Another month, another zero-day (CVE-2022-22620) exploited in the wild that has been fixed by Apple.
CVE-2022-22620 is a use after free issue in WebKit, the browser engine used in Safari and all iOS web browsers.
“Processing maliciously crafted web content may lead to arbitrary code execution. Apple is aware of a report that this issue may have been actively exploited,” the company noted in the security update release notes, and credited an anonymous researcher with reporting it.
“WebKit vulnerabilities are typically exploited by exposing the device to a malicious webpage, but anything rendered using the WebKit engine could potentially be used to expose the vulnerability,” noted Dr. Johannes Ullrich, Dean of Research at the SANS Technology Institute.
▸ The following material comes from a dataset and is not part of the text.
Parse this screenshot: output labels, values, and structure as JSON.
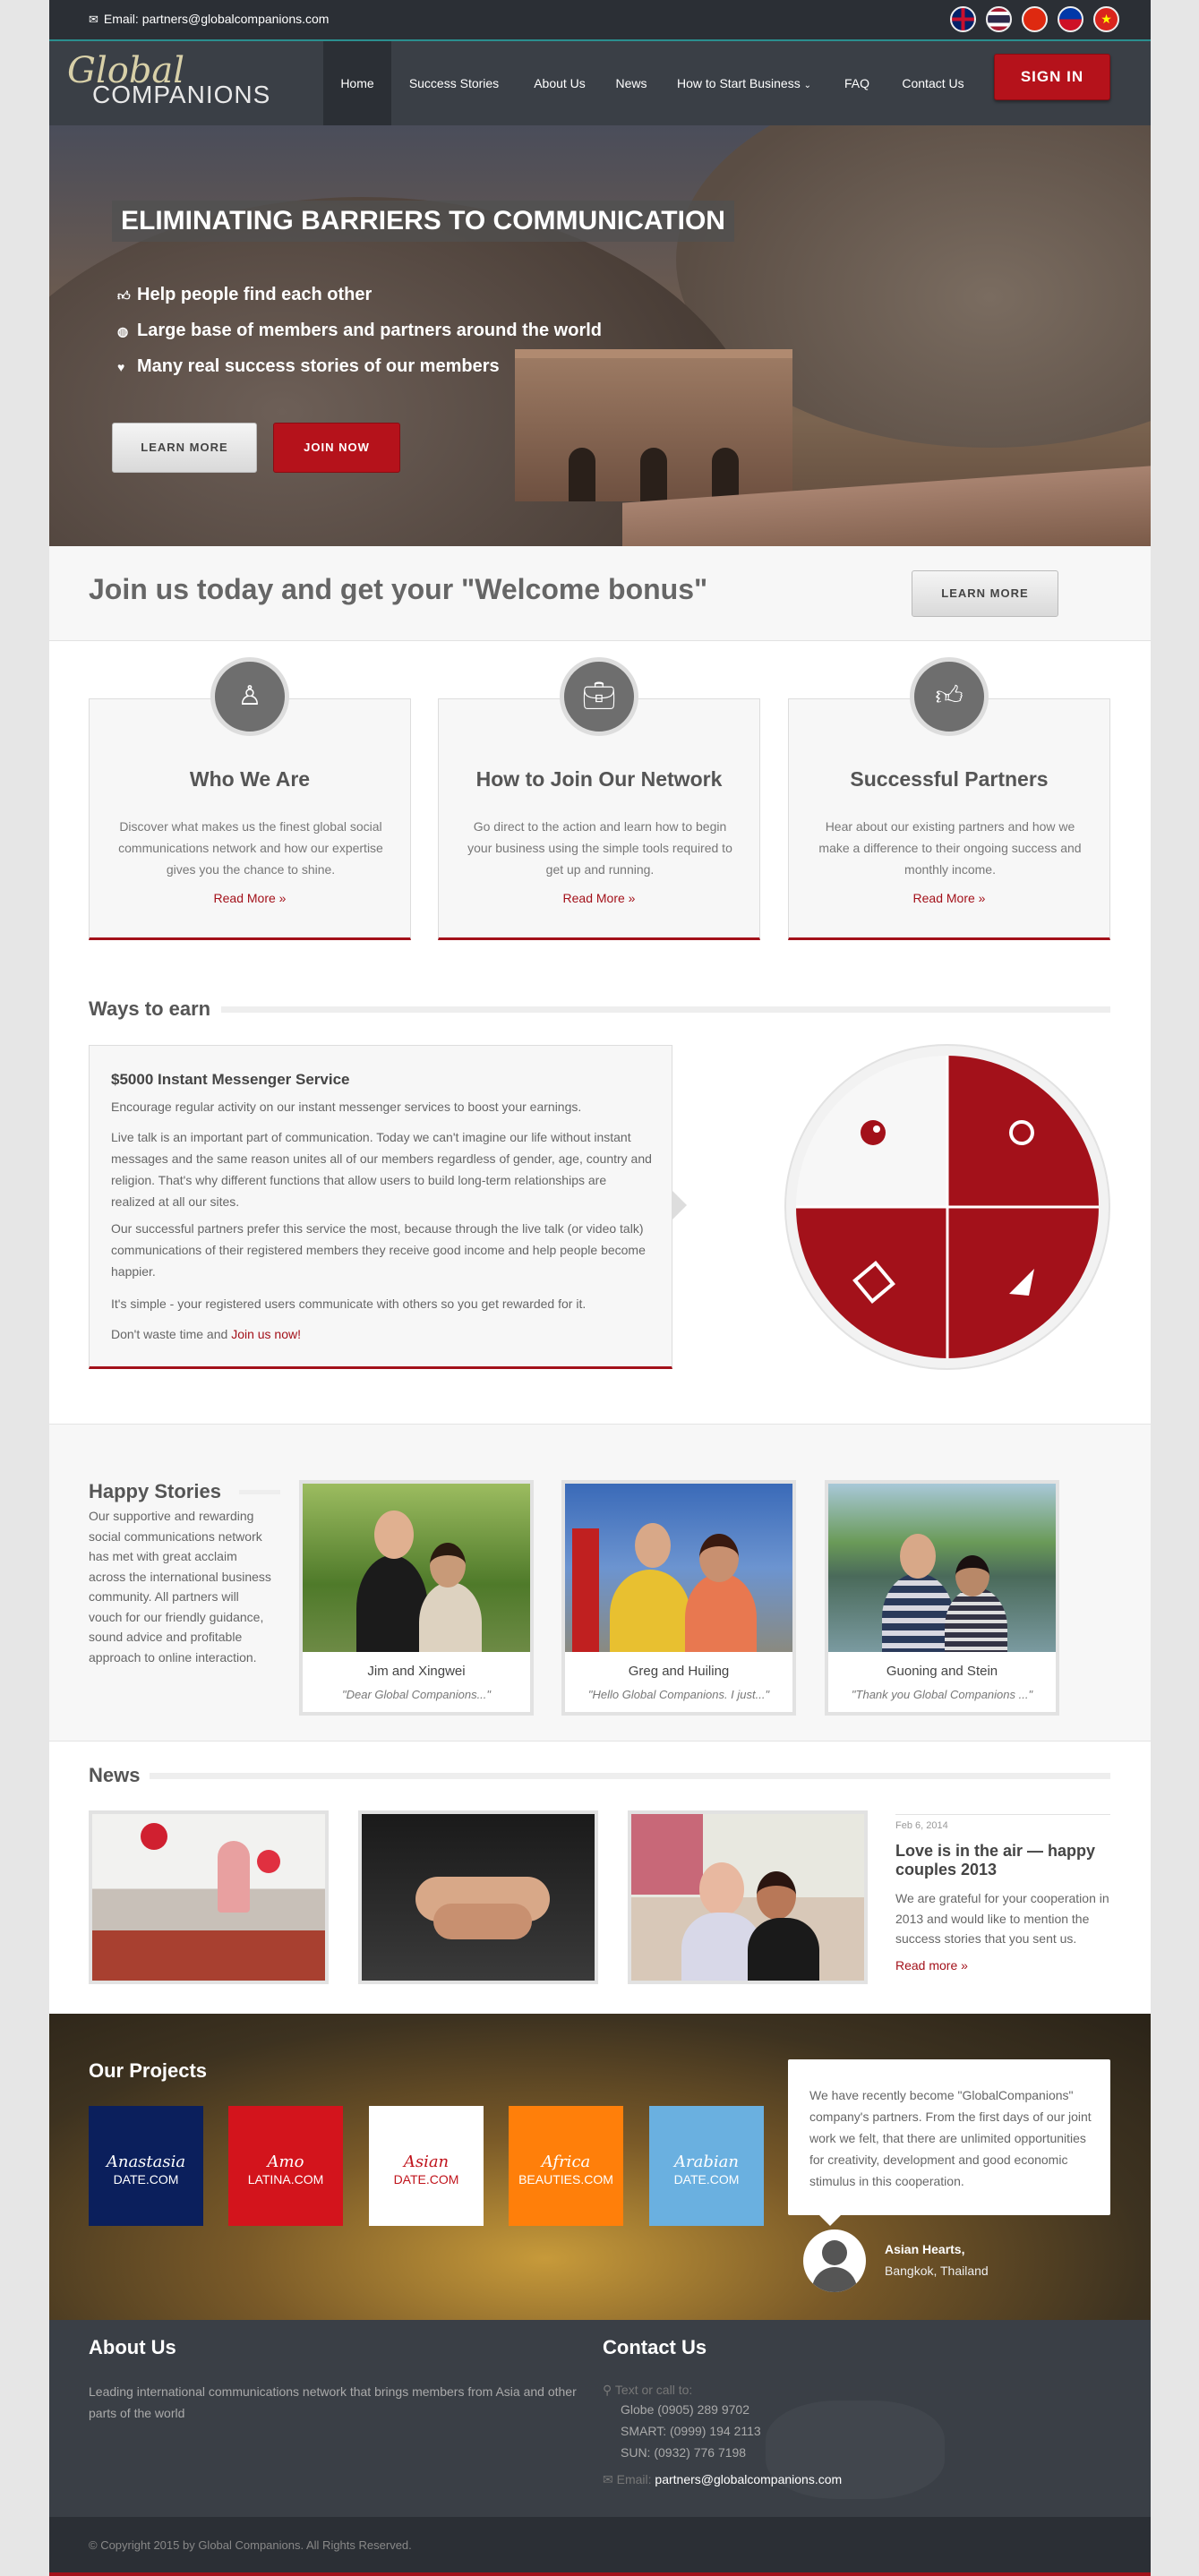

“Currently, it isn’t clear if other devices using WebKit are vulnerable, or if the patch will be released as a Safari update for older macOS versions. But typically, Apple does not release vulnerability information until all affected operating systems are patched.”
Apply the updates
As per usual, no specific details about the vulnerability or the attacks have been shared.
Many of the actively exploited zero-day vulnerabilities in iOS fixed by Apple in the last several years turned out to be leveraged to deliver NSO Group’s Pegasus spyware to select targets in limited attacks.
Still, there is a possibility the attacks are more widespread, so users of iPhones, iPads and Macs should not rely on their devices to check for and inform them about available updates, but look for themselves and implement them as soon as possible.